07/09/2025
Oh, how I vividly remember the last 2 weeks of Remi's life... especially the 3 days leading up to her passing. The complex PTSD that a DIPG/DMG journey takes you on AND leaves you with is..... honestly indescribable. My heart aches for Viv and her family. It's not fair that these kids have to suffer and struggle..... for the outcome to be death. All of these children have so much life that deserved to be lived. Please send extra strength to Viv's family as the anticipatory grief on top of watching your child slowly die at the end of a journey can feel like death itself for you as well.
The Pain No One Talks About
It’s devastating enough to be told your child is going to die. But living each day with that knowledge. Loving them while wondering when, is a pain few can truly understand. You dread the days ahead. You count each day they're still with you, and in the same breath, you're painfully aware you're also counting down the days left. But what no one prepares you for... is this.
I haven’t lost my child yet. And while I can only imagine the pain that moment will bring, these days leading up to it, the slow, agonizing lead-up, are something no one talks about. And I get it. No one wants to share this part. I never wanted you to remember Viv this way. I don’t want these images of her to live in your minds.
But the truth is, the bad is here. And it's unimaginably hard. “Hard” doesn’t even begin to describe it.
This past week hasn’t been filled much with laughter, movies, or playful distractions. It’s been the opposite.
The hard part isn't just watching your child throw up, it's having to hold her head while she does, because she doesn’t even have the strength to do that on her own. Or when she can’t tell you it’s coming, and the vomit goes alllll over you! It’s not just seeing her too weak to run and play, it’s having to carry her to the bathroom because her legs can’t support her. The hard part isn’t watching her struggle to eat, it’s having to feed her tiny pieces to make sure she doesn’t choke. It’s not just listening carefully to understand what she’s struggling to say, it’s hearing her scream through tears that she’d rather be dead.

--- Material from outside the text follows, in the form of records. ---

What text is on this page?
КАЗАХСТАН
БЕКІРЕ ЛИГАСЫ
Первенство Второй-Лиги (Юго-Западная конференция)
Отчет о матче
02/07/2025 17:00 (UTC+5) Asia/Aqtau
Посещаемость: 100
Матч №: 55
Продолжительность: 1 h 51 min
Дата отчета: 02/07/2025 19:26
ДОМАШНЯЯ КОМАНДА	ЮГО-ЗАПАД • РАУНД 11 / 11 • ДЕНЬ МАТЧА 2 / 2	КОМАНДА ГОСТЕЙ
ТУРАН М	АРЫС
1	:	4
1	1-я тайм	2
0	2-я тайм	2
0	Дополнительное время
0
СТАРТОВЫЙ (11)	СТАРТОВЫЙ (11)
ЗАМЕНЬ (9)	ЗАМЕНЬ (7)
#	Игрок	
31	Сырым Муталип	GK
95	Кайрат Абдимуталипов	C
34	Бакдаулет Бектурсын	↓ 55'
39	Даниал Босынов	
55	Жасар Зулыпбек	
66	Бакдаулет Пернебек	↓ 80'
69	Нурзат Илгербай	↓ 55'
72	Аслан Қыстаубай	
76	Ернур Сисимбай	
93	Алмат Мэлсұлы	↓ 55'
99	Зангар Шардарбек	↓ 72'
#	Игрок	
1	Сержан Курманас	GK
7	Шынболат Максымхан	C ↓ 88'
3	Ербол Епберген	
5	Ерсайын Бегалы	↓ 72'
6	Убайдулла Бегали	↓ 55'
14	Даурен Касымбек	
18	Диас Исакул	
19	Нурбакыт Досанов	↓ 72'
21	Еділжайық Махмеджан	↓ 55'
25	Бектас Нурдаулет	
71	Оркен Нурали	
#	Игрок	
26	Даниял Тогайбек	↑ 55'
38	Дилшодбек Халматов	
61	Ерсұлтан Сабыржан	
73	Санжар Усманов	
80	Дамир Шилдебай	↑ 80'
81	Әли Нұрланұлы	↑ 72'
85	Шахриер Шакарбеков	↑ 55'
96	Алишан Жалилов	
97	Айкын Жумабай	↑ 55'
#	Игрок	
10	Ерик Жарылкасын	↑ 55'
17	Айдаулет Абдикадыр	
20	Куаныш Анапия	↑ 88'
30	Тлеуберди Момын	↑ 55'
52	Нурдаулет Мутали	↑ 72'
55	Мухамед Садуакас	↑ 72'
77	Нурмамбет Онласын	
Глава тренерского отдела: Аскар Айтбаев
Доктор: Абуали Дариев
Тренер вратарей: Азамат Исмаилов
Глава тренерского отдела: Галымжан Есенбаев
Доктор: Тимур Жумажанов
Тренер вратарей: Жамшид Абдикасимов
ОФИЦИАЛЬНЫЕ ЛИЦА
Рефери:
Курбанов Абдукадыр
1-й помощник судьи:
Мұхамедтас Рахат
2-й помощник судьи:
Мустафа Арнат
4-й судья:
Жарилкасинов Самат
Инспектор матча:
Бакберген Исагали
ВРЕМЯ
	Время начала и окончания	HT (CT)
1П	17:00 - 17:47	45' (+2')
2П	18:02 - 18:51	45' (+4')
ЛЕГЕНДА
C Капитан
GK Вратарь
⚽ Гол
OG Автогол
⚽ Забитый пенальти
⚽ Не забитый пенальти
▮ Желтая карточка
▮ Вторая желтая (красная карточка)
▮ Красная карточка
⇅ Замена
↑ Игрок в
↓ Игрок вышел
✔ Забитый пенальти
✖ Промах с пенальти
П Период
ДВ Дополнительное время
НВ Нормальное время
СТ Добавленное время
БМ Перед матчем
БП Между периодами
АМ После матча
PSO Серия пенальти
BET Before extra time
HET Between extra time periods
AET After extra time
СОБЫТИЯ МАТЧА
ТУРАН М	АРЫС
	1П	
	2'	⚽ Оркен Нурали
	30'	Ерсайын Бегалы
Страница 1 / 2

I’ll spear you those awful images, but think snout it…. However, I’ll share the most recent one of her sleeping, after begging to go to sleep after all the vomiting and not even wanting to shower (of course I showered her and then put her straight in bed)
No one warns you about these moments. These are the realities of DIPG. Not just death, but suffering so deep, so relentless, it steals away even the smallest dignity from a child. And yet… our lawmakers remain silent.
If only they saw this. If only they witnessed ONE day in this hell. They’d understand why we need funding, why we need research, why we need a cure!!! Billions are sent to aid causes across the world, but we can’t even protect our own children?
This is beyond brutal.
People think they understand the pain of losing a child. But this, watching your child suffer, begging God to take it from them and give it to you instead, is a pain no words can capture. It's not just grief. It’s helplessness. It’s torment. It’s rage!
Out of everything we’ve shared on Team Viv… I hope this one reaches the hearts that can make a difference. No parent should feel this pain, but more than that, NO CHILD should have to live it.
Please…..share this! Call your lawmakers. Tell them to listen. Tell them to act. This can happen to anyone’s child. But together, we do have the power to change the outcome.
Let’s fight for the children still here. Let’s fight in honor of the ones we’ve lost. Let’s make this stop.
I so desperately need my daughter!!!